When coming up with an idea, many screenwriters focus solely on a high-concept idea such as “What would happen if a man-eating shark were terrorizing beach?” (“Jaws” or “Jaws 4”) or “What would happen if aliens attacked the Earth?” (“War of the Worlds” or Battle: Los Angeles”). The problem with focusing solely on the high-concept idea is that it’s a starting point, but it’s never complete. The difference between “Jaws” and “Jaws 4” is ridiculously huge and the difference between “War of the Worlds” and “Battle: Los Angeles” is another huge gap. That alone should prove that high-concept is never enough. To make a high-concept idea work, you need a relevant story behind it.
In “Jaws,” the relevant story was about a sheriff looking to redeem himself by killing a shark. In “Jaws 4,” the story is an illogical plot about a shark that’s targeting one woman’s family and following her wherever she goes. Same high-concept but completely different plots. To make a high-concept idea work, you need a relevant story to back it up and you can create one by thinking who has the most to lose in your high-concept idea.
In “Jaws,” it would make sense for a sheriff of a beach town to have his reputation at stake when he can’t protect the town from a man-eating shark. It makes no sense for a shark to target one woman’s family. That’s why “Jaws 4” is such a weak movie in comparison.

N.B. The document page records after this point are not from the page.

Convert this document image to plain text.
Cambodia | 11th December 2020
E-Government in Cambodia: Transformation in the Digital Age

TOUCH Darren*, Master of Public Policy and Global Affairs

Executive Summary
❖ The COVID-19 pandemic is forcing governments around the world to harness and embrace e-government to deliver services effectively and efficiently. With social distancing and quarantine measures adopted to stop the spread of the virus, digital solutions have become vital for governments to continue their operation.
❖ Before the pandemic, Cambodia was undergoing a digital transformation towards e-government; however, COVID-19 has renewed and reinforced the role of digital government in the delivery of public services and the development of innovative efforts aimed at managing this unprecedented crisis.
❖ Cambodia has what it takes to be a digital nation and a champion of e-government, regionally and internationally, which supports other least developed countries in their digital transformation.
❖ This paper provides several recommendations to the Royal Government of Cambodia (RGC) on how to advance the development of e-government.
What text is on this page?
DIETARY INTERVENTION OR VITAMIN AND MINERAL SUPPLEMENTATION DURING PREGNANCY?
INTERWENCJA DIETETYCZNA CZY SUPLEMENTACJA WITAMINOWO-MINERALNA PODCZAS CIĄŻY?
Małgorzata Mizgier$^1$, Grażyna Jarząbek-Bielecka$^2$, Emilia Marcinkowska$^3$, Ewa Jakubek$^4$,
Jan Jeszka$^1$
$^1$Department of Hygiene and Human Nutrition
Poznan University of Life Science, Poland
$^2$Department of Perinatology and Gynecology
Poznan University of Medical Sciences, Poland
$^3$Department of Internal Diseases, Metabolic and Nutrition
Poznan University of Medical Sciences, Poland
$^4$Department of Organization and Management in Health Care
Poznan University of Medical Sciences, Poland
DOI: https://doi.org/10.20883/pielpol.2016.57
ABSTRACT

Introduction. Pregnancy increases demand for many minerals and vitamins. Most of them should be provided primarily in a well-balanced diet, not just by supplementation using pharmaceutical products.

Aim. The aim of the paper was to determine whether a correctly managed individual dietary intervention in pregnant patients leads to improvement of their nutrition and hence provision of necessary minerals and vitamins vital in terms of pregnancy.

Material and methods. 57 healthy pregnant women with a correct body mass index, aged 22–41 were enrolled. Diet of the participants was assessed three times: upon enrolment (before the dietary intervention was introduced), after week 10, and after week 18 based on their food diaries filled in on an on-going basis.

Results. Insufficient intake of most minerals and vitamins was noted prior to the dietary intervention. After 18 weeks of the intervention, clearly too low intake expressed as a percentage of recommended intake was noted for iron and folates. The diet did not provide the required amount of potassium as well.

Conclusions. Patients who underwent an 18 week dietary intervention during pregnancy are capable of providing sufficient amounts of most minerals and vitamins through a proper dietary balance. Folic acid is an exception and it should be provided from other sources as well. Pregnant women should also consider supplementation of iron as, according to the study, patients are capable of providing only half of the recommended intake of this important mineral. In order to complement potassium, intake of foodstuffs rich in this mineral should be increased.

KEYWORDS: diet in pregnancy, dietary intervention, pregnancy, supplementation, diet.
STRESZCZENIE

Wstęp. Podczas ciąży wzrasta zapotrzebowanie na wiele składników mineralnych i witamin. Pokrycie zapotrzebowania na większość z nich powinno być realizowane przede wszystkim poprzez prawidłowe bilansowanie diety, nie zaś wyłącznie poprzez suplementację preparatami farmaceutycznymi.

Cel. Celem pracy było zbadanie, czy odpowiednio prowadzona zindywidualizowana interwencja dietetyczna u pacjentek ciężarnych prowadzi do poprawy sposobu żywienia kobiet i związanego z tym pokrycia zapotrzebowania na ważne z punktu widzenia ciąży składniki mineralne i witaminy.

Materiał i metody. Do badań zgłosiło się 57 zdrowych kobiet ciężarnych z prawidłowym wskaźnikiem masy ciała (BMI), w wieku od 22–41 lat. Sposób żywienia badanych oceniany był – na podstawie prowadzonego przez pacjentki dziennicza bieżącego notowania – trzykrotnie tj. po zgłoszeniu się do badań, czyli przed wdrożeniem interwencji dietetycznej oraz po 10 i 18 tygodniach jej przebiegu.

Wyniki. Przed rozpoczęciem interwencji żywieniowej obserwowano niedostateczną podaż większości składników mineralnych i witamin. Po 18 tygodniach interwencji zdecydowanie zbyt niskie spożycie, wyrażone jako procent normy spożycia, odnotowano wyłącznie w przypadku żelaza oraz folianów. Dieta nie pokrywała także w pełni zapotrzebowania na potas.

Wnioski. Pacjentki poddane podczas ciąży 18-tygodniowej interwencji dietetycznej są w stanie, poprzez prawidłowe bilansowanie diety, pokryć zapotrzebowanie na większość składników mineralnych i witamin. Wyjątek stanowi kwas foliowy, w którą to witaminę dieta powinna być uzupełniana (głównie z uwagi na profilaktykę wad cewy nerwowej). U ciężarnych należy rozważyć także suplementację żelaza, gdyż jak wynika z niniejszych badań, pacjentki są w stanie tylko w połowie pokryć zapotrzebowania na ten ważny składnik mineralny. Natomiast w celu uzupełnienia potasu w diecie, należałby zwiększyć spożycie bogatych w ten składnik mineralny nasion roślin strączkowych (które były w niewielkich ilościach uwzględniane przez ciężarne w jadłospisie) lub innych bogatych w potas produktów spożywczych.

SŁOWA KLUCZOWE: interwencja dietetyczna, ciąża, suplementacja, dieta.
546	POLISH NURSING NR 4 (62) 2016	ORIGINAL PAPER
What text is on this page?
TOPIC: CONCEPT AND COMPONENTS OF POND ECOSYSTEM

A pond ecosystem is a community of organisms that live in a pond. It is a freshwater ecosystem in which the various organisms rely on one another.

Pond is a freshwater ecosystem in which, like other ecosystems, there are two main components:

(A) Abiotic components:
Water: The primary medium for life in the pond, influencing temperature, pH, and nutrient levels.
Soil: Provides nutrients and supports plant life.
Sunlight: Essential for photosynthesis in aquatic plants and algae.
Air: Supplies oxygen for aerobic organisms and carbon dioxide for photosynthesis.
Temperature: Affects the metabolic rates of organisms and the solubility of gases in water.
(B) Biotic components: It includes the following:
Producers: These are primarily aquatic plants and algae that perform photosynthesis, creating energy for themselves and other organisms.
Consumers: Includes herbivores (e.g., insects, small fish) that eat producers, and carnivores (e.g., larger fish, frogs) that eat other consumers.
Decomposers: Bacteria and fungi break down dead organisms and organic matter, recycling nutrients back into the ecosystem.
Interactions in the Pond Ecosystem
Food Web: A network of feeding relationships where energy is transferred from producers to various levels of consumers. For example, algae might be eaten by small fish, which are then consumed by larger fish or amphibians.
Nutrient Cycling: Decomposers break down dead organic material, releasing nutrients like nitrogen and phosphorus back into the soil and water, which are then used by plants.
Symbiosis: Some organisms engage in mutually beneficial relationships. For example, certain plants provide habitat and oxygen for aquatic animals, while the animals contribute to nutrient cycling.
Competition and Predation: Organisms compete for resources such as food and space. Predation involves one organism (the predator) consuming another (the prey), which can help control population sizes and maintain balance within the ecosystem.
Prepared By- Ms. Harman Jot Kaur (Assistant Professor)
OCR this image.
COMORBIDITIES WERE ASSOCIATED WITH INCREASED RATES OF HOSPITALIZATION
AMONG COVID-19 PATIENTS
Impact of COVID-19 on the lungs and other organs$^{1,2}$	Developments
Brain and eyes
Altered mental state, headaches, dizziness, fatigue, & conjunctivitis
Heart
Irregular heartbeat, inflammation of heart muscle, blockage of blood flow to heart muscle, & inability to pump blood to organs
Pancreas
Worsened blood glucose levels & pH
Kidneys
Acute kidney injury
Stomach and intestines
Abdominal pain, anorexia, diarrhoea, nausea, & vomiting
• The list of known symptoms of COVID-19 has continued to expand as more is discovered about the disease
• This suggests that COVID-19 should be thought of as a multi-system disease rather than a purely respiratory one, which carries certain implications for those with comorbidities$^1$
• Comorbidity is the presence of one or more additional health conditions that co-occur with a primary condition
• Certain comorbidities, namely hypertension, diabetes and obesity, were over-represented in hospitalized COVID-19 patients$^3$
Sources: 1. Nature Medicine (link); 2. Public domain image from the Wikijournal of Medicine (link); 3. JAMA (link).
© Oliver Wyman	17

With the high-concept idea of aliens invading the Earth, you could get a full-scale battle like “War of the Worlds” or a single example of an alien on Earth such as “Predator.” The high-concept is never worth anything until you create a plausible story to back it up.
Even then, the high-concept idea isn’t the plot. In “War of the Worlds,” the hero’s goal is to protect his daughter, not to fight the Martian invaders. Fighting and surviving against the Martians is simply what the hero must do to protect his daughter. Likewise in “Predator,” the goal initially isn’t to fight the Predator but to find out what happened to an earlier Special Forces team that disappeared.
When creating your own story, think high-concept first. Then think of a plausible story consisting of a hero who has the most to lose within your high-concept idea. In “War of the Worlds,” if the hero fails to avoid the Martians, he’ll fail to protect his daughter.
To see how a high-concept idea can work with a story focused on a hero who has the most to lose, watch old “Twilight Zone” episodes that aired between 1959 and 1963. The earlier episodes had a high-concept idea that had a hero with the most to lose while struggling to achieve a goal that has nothing to do with the high-concept idea. The high-concept idea simply provides a way to resolve the hero’s problem and the interest in the story is how the hero uses this high-concept idea to solve a pressing problem.
Watch the episode called “A Thing About Machines” The high-concept idea is that machines have come to life with a will of their own. To make this high-concept idea work, “A Thing About Machines” focuses on a snobbish man who hates machines. His goal is to overcome his loneliness, but he can’t do that until his overcomes his own bitterness and arrogance. His failure to overcome his own arrogance causes him to take his frustration out on his machines, which in turn fight back against him.
So “A Thing About Machines” isn’t just about machines fighting back, but about an arrogant man unable to change and treat others with respect. As a result, he suffers and the rebellion of his machines simply highlights his failure in an interesting way.
If you watch later episodes of “The Twilight Zone,” you’ll see bad stories where the high-concept is all there is with no interesting or relevant story behind it. That shows the danger of relying solely on a high-concept idea without a plausible story that really catches and holds our attention.
Come up with a high-concept idea and then come up with a story that can be interesting without that high-concept idea. Now when you pair a high-concept idea with a story that can be interesting without the high-concept, you’ll have twice the interest to grip an audience, and that will likely translate into a far more interesting story than just relying on a high-concept idea alone.